Al principio lo ahuyentaban con la mano o propinándole azotes con un trapo de cocina, pero el gato perseveró y al final consiguió quedarse. Eso significaba que Antonia oía decir «Psipsina, bájate de la mesa» cuando estaba jugando tranquilamente en el patio, o «Psipsina, la cena», y se encontraba en el piso de la cocina con un poco atractivo plato de asaduras crudas y sanguinolentas. Si alguien gritaba de pronto «Psipsina, no hagas eso», se quedaba de piedra a media travesura y se preguntaba si la habían pillado in fraganti. Muy sensatamente Drosoula propuso que Antonia y el gato intercambiaran nombres, de modo que el gato se llamara Antonia y la niña Psipsina, pero lo probaron y no funcionó.

Durante todo este tiempo Pelagia estaba convencida de que Antonio Corelli había muerto, y al igual que su padre acabó creyendo en la existencia de los fantasmas.

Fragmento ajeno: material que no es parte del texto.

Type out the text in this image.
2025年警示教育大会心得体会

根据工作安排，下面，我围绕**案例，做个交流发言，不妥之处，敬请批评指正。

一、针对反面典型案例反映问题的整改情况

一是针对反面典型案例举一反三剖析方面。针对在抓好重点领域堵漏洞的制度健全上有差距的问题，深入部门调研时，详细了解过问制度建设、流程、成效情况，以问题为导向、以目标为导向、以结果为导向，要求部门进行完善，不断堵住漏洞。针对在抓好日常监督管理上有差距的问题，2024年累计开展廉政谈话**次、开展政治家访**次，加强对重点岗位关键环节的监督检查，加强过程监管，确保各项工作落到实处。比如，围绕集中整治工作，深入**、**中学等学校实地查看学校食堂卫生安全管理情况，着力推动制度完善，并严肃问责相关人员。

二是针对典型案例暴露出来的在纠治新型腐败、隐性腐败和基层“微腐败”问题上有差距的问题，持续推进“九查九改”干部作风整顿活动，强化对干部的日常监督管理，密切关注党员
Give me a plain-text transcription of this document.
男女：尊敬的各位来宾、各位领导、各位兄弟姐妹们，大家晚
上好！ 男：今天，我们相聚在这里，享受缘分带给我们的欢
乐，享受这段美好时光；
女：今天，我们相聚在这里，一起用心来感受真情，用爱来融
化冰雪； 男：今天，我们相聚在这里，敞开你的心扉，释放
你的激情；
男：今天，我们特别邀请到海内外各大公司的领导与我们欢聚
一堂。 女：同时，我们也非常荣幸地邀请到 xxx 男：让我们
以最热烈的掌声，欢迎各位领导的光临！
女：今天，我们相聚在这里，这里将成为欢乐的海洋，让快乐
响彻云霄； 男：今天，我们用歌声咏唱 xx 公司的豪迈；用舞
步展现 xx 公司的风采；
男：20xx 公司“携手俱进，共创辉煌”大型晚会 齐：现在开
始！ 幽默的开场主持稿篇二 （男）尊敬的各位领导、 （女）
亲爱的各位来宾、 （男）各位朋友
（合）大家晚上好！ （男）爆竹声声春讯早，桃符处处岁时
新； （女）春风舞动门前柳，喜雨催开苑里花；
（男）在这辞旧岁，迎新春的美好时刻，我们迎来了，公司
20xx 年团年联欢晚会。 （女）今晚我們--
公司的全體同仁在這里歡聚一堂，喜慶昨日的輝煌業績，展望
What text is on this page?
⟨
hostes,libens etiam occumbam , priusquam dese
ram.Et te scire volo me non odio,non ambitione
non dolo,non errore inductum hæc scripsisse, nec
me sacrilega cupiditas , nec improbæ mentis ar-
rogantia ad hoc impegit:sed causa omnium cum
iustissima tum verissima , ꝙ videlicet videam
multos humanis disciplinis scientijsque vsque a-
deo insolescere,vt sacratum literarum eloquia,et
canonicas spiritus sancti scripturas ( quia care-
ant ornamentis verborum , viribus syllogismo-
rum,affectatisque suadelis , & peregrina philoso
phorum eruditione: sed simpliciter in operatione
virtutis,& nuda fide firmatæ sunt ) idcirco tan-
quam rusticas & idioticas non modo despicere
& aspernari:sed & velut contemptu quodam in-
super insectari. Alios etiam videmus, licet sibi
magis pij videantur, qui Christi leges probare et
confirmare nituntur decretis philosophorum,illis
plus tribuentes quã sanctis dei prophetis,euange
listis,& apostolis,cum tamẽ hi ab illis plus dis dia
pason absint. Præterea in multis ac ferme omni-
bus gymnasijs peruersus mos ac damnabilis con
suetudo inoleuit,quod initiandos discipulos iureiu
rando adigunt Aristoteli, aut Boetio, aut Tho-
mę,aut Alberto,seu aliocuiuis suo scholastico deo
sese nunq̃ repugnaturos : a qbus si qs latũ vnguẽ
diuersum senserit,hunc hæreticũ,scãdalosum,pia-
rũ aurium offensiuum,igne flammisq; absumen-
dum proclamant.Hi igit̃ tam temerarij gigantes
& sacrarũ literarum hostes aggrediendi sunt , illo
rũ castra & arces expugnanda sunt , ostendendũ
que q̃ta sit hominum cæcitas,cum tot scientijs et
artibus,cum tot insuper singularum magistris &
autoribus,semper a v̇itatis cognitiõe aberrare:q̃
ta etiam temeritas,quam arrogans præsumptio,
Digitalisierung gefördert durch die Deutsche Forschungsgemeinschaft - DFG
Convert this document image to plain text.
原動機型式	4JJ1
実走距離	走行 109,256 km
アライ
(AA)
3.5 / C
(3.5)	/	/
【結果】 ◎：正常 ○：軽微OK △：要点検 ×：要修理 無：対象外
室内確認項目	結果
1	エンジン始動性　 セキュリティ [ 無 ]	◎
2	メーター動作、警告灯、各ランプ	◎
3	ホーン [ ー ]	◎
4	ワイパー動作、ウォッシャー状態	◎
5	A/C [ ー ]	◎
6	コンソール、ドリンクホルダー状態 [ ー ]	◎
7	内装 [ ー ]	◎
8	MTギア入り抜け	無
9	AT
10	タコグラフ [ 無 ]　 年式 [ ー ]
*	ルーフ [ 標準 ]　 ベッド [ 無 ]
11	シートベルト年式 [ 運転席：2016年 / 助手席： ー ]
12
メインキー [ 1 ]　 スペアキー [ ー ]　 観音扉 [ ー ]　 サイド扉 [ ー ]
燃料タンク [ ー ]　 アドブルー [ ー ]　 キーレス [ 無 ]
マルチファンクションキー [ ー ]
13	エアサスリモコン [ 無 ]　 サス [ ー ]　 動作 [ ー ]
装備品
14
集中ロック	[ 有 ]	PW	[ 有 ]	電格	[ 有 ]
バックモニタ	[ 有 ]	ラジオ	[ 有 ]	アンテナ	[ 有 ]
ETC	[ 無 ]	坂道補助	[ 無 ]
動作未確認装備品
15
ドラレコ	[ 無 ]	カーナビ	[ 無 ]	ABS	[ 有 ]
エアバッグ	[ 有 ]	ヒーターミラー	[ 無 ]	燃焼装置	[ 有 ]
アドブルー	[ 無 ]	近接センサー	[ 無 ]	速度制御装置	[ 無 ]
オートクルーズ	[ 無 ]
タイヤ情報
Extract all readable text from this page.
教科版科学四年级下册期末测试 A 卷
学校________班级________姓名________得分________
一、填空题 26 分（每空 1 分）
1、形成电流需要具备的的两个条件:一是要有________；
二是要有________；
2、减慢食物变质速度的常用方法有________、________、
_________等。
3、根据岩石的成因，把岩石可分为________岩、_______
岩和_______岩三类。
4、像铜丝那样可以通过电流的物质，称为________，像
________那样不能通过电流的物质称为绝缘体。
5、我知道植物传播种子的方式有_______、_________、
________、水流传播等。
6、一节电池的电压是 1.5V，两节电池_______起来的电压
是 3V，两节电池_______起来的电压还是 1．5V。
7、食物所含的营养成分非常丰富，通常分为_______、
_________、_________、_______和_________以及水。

Había sucedido por primera vez un día de octubre de 1946, casi en el aniversario de las masacres, cuando Pelagia se encontraba delante de la casa con la pequeña Antonia en brazos. En aquel momento estaba arrullando al bebé y dándole a chupar el dedo índice. Algo le hizo levantar los ojos, y entonces vio una figura de negro que la miraba. Estaba en el mismo sitio donde Mandras había sido alcanzado por el cañonazo de Velisarios. La figura seguía mirándola, suspendida entre la vacilación y el paso al frente, y a Pelagia le dio un vuelco el corazón. El hombre tenía un halo de melancolía como de nueve mil almas en pena, y a su rostro asomaba la tristeza con la misma rotundidad con que una luz atraviesa la camisa de una lámpara de gas. Estaba segura de que era él. Pese a la barba y a su delgadez, pudo ver claramente la cicatriz en la mejilla, los mismos ojos castaños, la misma disposición del cabello, la misma simetría en el porte. Excitada más allá del júbilo, dejó al bebé en el suelo para ir a su encuentro, pero cuando miró ya se había ido.

Con el corazón palpitándole, Pelagia echó a correr. Al doblar la curva del camino se detuvo y miró frenéticamente alrededor. «¡Antonio! -gritó-. ¡Antonio!» Pero nadie le respondió y ningún hombre fue hacia ella. Se había esfumado. Levantó las manos al cielo y las dejó caer de nuevo con gesto de desesperación. Siguió allí de pie dando voces hasta quedar exhausta. A la mañana siguiente encontró una solitaria rosa roja en el suelo, allí donde yacían los restos de Carlo Guercio.

El mismo fantasma apareció en el mismo lugar en 1947, y en años sucesivos, casi a la misma hora y en un día u otro del mes de octubre había una rosa. Fue por esto que Pelagia dedujo que Antonio había cumplido su promesa de volver y que era posible seguir queriendo incluso desde más allá de una tumba. Esto permitió a Pelagia vivir satisfecha, sabiendo que no había sido abandonaba ni repudiada, con la mente llena de fantasías en las que era deseada incluso pese a su condición de marchita solterona, y pensando que su muerte le devolvería todo cuanto le habían robado en vida.